Tout comme la pauvreté qui frappe beaucoup plus ces patients, dont la plupart ne bénéficient pas d'une assurance maladie. " Pour la santé mentale, il faut payer directement. En plus, les médicaments coutent cher ", fait remarquer le Pr Abdulmalik. Aussi déplore-t-il le peu de spécialistes cliniciens. À son avis, tous ces défis sont responsables du grand écart noté dans le traitement des personnes souffrant de maladies mentales. " Sur 10 d'entre elles, seules 2 peuvent avoir accès au traitement ", regrette-t-il.

Comment avoir une couverture sanitaire universelle pour la santé mentale ? Comment fournir des services de santé mentale complète ? Voilà, pour ce spécialiste en psychiatrie, autant de questions auxquelles les pays africains doivent trouver des réponses au profit des personnes souffrant de ces pathologies.

Les " Bancs de l'amitié " pour une prise en charge efficace des maladies mentales

Pour une meilleure prise en charge de la santé mentale, le Pr Jibril Adbulmalik de l'Université d'Ibadan au Nigeria est d'avis qu'il faut impliquer les communautés. Parmi les solutions innovantes préconisées, il a relevé la stratégie appelée " Banc de l'amitié " pour permettre aux patients d'acquérir des stratégies d'adaptation et une meilleure vie.

À ce propos, le Dr Ahmed Ogwell Ouma, Directeur par intérim du Centre africain de contrôle et de prévention des maladies (Cdc Afrique), également un spécialiste des maladies non transmissibles, soutient que cette approche " pourrait aider à trouver des solutions à la santé mentale en Afrique ". " Si l'on en a jusque dans chaque village, cela pourrait permettre de réduire les maladies mentales ", indique-t-il, plaidant pour l'extension de cette stratégie, qu'il considère comme " une solution simple ", partout sur le continent. " Essayons d'appliquer les solutions qui fonctionnent. Il ne faut plus seulement parler, il faut agir et mettre en œuvre cette stratégie simple partout en Afrique ", préconise-t-il.

Poursuivant, il fait remarquer que, souvent, en Afrique, on se focalise sur les grandes stratégies développées ailleurs, mais qui ne se révèlent pas toujours efficaces. " Les interventions réussies en Afrique doivent être partagées. Il nous faut un élan de confiance pour avancer avec les succès obtenus sur le plan local ", insiste-t-il.

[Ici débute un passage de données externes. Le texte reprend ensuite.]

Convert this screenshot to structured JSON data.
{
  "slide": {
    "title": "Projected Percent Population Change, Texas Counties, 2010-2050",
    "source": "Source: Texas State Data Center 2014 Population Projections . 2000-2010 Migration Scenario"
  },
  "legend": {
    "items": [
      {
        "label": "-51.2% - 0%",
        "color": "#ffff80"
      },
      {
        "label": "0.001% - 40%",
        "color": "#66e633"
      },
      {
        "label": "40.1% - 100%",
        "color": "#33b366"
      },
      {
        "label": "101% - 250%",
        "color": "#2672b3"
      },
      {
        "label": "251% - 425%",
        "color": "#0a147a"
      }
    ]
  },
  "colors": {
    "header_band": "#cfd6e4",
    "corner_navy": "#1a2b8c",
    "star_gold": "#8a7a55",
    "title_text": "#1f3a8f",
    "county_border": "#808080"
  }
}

D'ailleurs, il informe que les ressources nécessaires seront mobilisées pour s'assurer que les stratégies innovantes qui ont réussi soient partagées partout. Aussi, recommande-t-il aux États de mettre en place des lignes budgétaires spécifiques à chaque maladie non transmissible et non de dégager des ressources pour prendre en charge l'ensemble de ces pathologies.